An effective employee guide might include (but certainly not be limited to) the following:

  • An “employment at will” disclaimer
  • An anti-harassment policy
  • An internal grievance procedure
  • Equal Employment Opportunity (EEO)
  • Employee benefits
  • Paid time off (vacation, personal days, sick leave)
  • Unpaid leaves of absence
  • Americans with Disabilities Act (ADA) (for employers with more than 15 employees)
  • Jury duty, military leave
  • Hours of work
  • Introductory/probationary period
  • Legally mandated language concerning pay deductions
  • Proper E-mail/Internet usage
  • Professionalism/dress code
  • Drugs in the workplace
  • Social media policy

There are many other policies that would be included in order to comply with requirements that might be mandated by a particular regulatory scheme i.e. security compliance.

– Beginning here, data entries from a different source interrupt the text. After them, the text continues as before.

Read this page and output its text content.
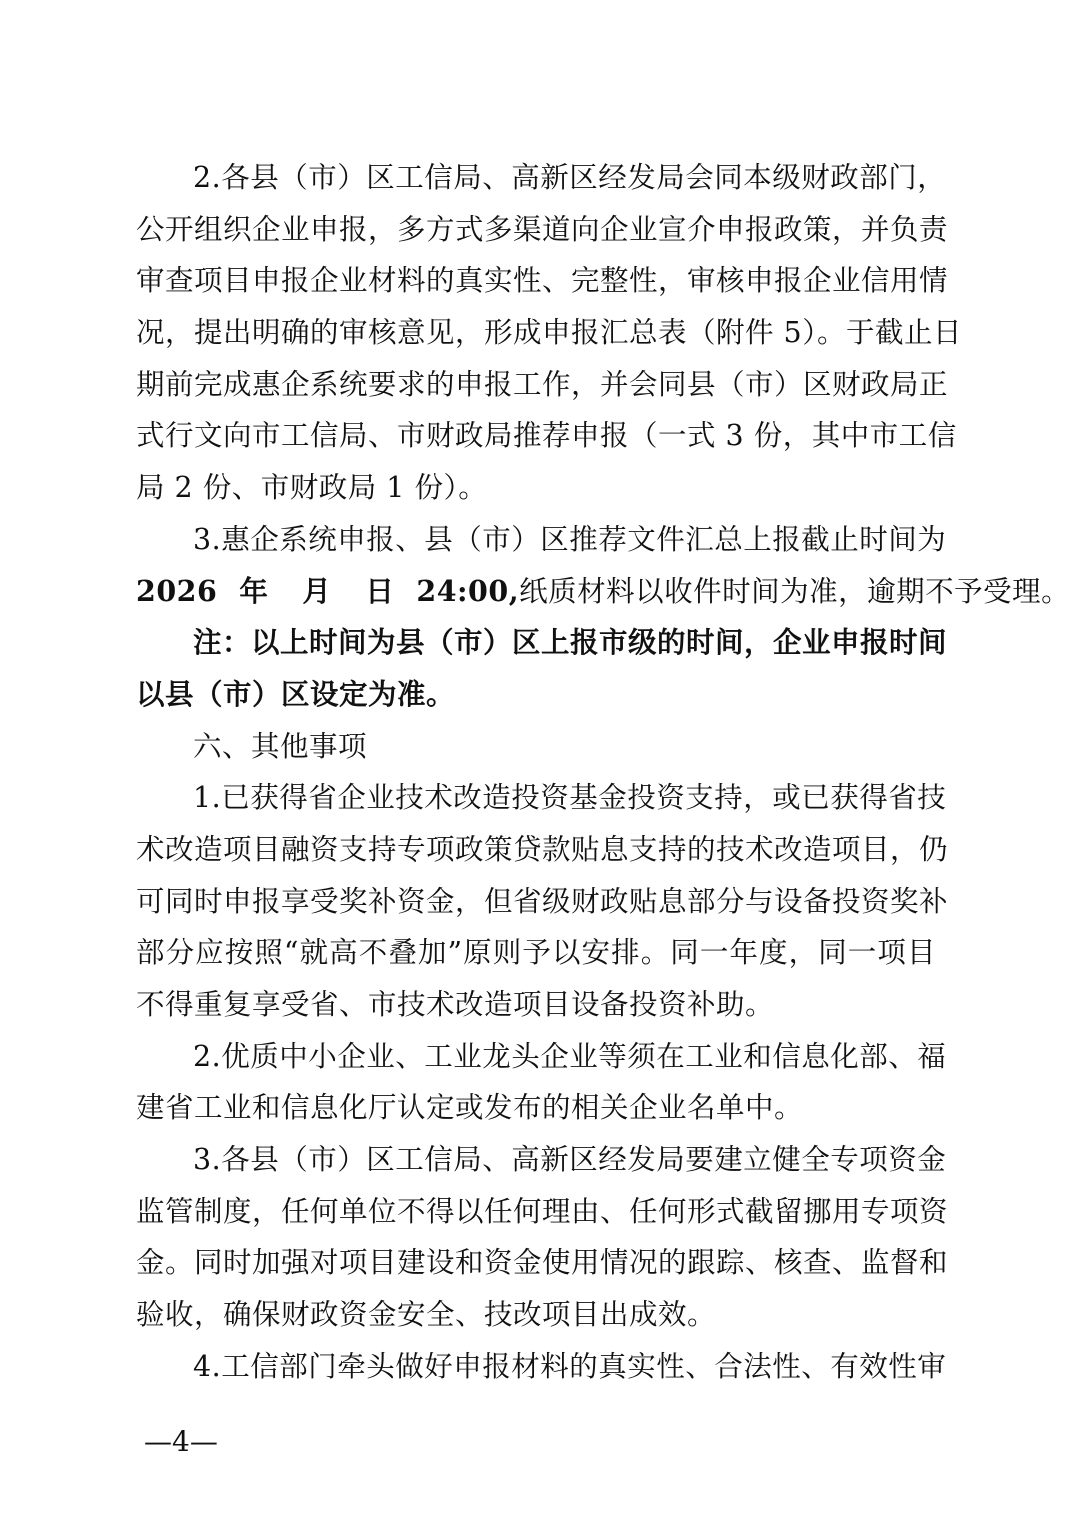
2.各县（市）区工信局、高新区经发局会同本级财政部门，
公开组织企业申报，多方式多渠道向企业宣介申报政策，并负责
审查项目申报企业材料的真实性、完整性，审核申报企业信用情
况，提出明确的审核意见，形成申报汇总表（附件 5）。于截止日
期前完成惠企系统要求的申报工作，并会同县（市）区财政局正
式行文向市工信局、市财政局推荐申报（一式 3 份，其中市工信
局 2 份、市财政局 1 份）。
3.惠企系统申报、县（市）区推荐文件汇总上报截止时间为
2026 年 月 日 24:00,纸质材料以收件时间为准，逾期不予受理。
注：以上时间为县（市）区上报市级的时间，企业申报时间
以县（市）区设定为准。
六、其他事项
1.已获得省企业技术改造投资基金投资支持，或已获得省技
术改造项目融资支持专项政策贷款贴息支持的技术改造项目，仍
可同时申报享受奖补资金，但省级财政贴息部分与设备投资奖补
部分应按照“就高不叠加”原则予以安排。同一年度，同一项目
不得重复享受省、市技术改造项目设备投资补助。
2.优质中小企业、工业龙头企业等须在工业和信息化部、福
建省工业和信息化厅认定或发布的相关企业名单中。
3.各县（市）区工信局、高新区经发局要建立健全专项资金
监管制度，任何单位不得以任何理由、任何形式截留挪用专项资
金。同时加强对项目建设和资金使用情况的跟踪、核查、监督和
验收，确保财政资金安全、技改项目出成效。
4.工信部门牵头做好申报材料的真实性、合法性、有效性审
—4—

The guide should be a living, breathing document that evolves over time based on new knowledge, changes in laws and business fluidity.

Both standard operating procedures and employee manuals or guides are integral to the viability of a cannabis related business whether a hands on the plant license holder or an ancillary company. I encourage my clients to craft self-created content that they have invested their time and knowledge into, with some help where necessary. Purchasing forms online does not provide a workable format and will only lead to problems in the future. You get what you put in and creating these documents internally and from the ground up gives more control to the business.